Now you’re ready to write the IF statements. After you have entered your IF statement, click on continue and enter the numeric value you want to assign to the REL variable in the Numeric Expression box and click on OK. The numeric value is the number you assigned to each category (i.e., 1 through 18). Do this for each of the 18 possible combinations. After each of the combinations (except the first time), SPSS will ask you if it is OK to change the existing variable. Click on Yes. Once you have done this the first time, it will go faster since SPSS will remember what you entered before and you can modify what you entered previously.
Now we need to recode the REL variable we just created. Recode 1 as 1 and 18 as 3. Recode 2 through 17 as 2. Let’s call this new variable REL1. Assign value labels to these recoded categories (i.e., 1 is high in religiosity, 2 is medium in religiosity, 3 is low in religiosity.
You’re might have some problems doing this part of the exercise. Your instructor will help you if you are having problems.
Run FREQUENCIES in SPSS to get a frequency distribution for your new variable, REL1. There is another variable in the data set, RELIGOS, which should be identical to your variable, REL1. Run FREQUENCIES for RELIGOS and compare the two distributions. If they are not the same, you made a mistake and will have to start over. See your instructor if you can’t figure out your mistake.
We have created a variable, REL1, which we claim is a measure of religiosity. But how do we know it measures religiosity? This is a question of validity. Are we measuring what we say we are measuring?
What we can do is look for variables that are likely to be closely related to religiosity and see if they are strongly related. For example, if our measure is a valid measure of religiosity, then we would expect highly religious individuals to be more likely to believe in life after death than less religious individuals. The variable POSTLIFE tells us whether respondents say they believe in life after death. We would also expect highly religious respondents to be less likely to have seen an X-rated movie in the last year (variable is XMOVIE).
If our new variable (REL1) behaves as we expect it to, then we can claim that we have demonstrated its validity. This is called construct validity. If it does not behave as we expect it to, then it’s a little more complicated. It may be that our measure is not valid. Or it may be that our expectations are wrong.
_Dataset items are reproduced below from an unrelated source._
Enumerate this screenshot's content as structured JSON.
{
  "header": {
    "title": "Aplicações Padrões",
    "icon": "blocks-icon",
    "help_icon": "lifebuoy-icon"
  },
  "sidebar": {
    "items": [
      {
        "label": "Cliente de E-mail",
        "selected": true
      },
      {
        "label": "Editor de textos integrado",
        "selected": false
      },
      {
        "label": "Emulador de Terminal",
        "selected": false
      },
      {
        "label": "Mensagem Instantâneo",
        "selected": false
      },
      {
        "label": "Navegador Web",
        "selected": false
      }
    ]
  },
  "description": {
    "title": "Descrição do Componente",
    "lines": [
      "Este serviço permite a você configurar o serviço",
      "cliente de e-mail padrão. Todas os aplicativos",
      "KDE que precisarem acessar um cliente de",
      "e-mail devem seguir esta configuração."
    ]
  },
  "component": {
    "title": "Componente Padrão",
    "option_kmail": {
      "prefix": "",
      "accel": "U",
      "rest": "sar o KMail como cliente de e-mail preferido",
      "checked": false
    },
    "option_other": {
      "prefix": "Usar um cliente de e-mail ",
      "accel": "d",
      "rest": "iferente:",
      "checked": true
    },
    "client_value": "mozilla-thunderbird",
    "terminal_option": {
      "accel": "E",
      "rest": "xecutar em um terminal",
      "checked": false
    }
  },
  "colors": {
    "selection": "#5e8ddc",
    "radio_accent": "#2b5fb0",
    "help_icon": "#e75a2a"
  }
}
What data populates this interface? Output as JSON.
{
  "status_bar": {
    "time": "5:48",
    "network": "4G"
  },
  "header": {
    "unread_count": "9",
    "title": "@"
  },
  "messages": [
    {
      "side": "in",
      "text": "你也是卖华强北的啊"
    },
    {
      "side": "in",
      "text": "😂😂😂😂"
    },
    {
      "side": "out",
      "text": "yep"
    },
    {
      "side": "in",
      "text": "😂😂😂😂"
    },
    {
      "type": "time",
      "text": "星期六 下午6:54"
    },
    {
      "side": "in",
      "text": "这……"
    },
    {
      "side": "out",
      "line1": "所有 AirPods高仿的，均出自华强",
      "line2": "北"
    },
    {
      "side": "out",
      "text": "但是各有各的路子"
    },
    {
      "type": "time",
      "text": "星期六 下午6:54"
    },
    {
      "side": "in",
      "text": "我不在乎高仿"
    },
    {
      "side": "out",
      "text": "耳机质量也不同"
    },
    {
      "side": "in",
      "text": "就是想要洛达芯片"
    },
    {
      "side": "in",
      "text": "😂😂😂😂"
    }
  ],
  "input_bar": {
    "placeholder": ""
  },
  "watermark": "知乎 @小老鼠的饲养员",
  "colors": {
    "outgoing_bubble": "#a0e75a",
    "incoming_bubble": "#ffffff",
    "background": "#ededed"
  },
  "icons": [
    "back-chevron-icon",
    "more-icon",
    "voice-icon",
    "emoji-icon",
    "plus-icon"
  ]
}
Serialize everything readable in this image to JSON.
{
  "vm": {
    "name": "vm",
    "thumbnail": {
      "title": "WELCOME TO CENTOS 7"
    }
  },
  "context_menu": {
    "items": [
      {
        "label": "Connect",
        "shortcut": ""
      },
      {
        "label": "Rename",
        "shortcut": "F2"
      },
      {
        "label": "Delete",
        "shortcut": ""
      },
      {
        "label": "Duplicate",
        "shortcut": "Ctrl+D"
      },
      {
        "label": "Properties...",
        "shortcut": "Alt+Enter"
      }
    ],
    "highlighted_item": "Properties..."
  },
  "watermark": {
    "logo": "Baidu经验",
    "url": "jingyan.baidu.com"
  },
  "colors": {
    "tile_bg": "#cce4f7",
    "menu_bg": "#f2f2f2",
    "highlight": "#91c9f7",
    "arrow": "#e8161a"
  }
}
Or it may be there is something else wrong with our survey. But the important point is that if REL1 behaves as we expect it to, then we have evidence of the construct validity of our new measure.
To check on the validity of your new measure (REL1), run two crosstabulations—one for REL1 and POSTLIFE and another for REL1 and XMOVIE. Think carefully about which should be the independent variable and which should be the dependent variable. Be sure to get the appropriate percents. Write a paragraph indicating whether you think your measure of religiosity, REL1, is a valid measure. Indicate your reasoning.
Now that we have created a measure of religiosity (REL1) and have some evidence that it is valid, we could explore its relationship with other variables. It’s going to be up to you to choose the variable you want to use. Select one other variable that you think ought to be related to religiosity and complete the following steps:
- Write a hypothesis stating how you expect religiosity (REL1) to be related to this variable.
- Write a paragraph or two that indicates why you think your hypothesis is true. In other words, write an argument in which your hypothesis is the conclusion.
- Use SPSS to run the crosstabulation of REL1 and your variable. Think about which is the independent and dependent variable. Remember to get the correct percentages. Use Chi Square and an appropriate measure of association.
- Write a paragraph interpreting the table that SPSS gave you and indicate whether the data support your hypothesis. Use Chi Square and the measure of association to help you interpret the table.